Servier has suffered a setback after regulators in Europe, "following an in-depth review," said that Protelos should no longer be used to treat osteoporosis.

The European Medicines Agency's Pharmacovigilance Risk Assessment Committee has recommended that Protelos (strontium ranelate), which is also marketed as Osseor, should not be available anymore after "an in-depth analysis" led the panel to determine that the drug's risks outweigh its benefits. It was approved in Europe in 2004 for the treatment of osteoporosis to reduce the risk for vertebral and hip fractures in postmenopausal women and in 2012 the indication was expanded to include men at increased risk for fracture.

Last April, the PRAC recommended restricting use of Protelos but after further review it has noted that for every 1,000 patient-years, there were four more cases of serious heart problems (including heart attacks) and four more cases of blood clots with Protelos than with placebo. In addition, the Servier treatment is associated with a number of other risks, such as serious skin reactions, disturbances in consciousness, seizures, liver inflammation and reduced number of blood cells.

The committee also questioned the evidence "on the extent to which the restrictions recommended in April 2013 reduced the cardiovascular risk and how well the restrictions work in clinical practice", particularly as the medicine is used for long-term treatment in elderly patients.
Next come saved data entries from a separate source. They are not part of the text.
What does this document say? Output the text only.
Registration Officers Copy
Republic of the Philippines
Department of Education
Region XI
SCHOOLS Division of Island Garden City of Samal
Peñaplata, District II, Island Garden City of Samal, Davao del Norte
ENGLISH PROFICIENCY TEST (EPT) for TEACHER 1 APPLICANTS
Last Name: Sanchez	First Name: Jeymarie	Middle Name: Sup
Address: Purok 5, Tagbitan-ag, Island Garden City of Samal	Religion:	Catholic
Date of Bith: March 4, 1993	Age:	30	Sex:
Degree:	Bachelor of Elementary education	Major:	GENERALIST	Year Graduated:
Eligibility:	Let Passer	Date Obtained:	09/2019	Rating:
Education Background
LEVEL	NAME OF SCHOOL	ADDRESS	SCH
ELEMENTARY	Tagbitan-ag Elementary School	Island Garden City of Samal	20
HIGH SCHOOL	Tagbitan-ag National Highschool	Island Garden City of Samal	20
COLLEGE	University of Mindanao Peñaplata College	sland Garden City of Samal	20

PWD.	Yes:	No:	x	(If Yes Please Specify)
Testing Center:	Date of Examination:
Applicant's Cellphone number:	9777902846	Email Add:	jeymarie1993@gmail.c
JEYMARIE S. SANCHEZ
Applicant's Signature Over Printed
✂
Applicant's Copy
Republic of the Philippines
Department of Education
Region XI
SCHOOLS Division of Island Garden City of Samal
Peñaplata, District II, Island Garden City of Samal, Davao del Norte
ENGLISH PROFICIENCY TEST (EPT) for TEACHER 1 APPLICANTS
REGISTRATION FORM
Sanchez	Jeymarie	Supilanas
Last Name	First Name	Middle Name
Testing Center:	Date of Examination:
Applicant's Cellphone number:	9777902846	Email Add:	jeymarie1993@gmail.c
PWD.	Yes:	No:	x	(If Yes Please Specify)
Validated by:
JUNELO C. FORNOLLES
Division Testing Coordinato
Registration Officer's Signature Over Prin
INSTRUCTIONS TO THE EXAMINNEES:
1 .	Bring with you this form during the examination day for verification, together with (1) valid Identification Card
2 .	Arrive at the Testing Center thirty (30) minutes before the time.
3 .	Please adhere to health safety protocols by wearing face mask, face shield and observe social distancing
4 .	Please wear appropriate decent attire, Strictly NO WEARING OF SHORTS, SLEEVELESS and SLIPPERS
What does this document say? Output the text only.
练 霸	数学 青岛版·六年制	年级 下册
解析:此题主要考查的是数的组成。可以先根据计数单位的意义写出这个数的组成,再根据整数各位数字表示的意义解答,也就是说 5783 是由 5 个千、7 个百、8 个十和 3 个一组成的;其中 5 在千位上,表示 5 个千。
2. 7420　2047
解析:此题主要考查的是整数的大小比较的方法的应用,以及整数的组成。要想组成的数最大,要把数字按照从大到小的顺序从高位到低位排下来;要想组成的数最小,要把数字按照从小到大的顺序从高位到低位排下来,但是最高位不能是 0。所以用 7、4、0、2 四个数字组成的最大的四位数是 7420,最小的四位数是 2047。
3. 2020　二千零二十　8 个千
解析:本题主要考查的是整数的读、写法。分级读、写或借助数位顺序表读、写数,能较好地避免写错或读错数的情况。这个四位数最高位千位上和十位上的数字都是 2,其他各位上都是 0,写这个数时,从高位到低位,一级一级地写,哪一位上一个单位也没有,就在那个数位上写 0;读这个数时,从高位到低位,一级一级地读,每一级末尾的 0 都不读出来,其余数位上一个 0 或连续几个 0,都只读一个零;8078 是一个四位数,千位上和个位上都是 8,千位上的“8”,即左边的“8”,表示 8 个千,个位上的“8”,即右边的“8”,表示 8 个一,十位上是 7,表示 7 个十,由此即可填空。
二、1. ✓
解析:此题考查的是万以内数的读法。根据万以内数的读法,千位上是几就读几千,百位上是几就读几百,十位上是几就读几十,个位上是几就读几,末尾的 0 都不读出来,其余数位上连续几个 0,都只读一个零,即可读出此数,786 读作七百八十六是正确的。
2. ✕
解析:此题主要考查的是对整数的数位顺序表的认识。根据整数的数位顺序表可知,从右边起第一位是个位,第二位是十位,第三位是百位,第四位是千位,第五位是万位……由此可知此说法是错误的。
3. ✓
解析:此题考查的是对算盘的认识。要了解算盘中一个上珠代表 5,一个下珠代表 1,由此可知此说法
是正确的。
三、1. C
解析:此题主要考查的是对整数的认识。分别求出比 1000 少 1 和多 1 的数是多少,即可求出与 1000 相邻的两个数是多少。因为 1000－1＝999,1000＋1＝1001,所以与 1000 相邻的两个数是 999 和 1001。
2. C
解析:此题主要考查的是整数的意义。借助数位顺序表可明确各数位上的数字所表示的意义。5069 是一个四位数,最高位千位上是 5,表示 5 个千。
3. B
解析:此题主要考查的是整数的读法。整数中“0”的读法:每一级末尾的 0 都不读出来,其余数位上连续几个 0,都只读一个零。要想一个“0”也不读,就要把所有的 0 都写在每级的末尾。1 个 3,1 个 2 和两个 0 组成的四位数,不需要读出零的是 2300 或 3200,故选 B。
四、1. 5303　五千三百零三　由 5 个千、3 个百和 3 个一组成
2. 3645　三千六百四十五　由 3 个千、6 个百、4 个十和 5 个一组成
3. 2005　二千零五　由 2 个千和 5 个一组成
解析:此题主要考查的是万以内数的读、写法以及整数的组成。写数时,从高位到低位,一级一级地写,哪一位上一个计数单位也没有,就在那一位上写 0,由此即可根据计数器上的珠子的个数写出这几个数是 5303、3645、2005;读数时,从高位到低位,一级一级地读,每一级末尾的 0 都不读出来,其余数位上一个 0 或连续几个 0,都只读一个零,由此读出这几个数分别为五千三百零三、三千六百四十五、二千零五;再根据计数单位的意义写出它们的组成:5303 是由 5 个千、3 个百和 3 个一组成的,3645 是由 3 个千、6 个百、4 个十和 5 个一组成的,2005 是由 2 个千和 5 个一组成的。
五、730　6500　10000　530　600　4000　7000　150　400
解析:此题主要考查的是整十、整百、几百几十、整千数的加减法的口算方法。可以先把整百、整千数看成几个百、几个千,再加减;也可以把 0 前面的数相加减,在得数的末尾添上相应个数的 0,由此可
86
With regard to benefits, the PRAC noted that Protelos has been shown to have "a modest effect in osteoporosis", preventing about five non-spinal fractures, 15 new spinal fractures and 0.4 hip fractures for every 1,000 patient-years.

The panel has therefore recommended that Protelos be suspended "until there are new data showing a favourable balance in a defined patient group". The EMA's Committee for Medicinal Products for Human Use (CHMP) will issue a final opinion at its January 20-23 meeting.

Acknowledging that recent research "highlighted a group of patients who may be at increased risk of cardiovascular events", Servier said that as soon as the EMA's decision is finalised, it will send "detailed information to healthcare professionals with practical implications for the management of their patients".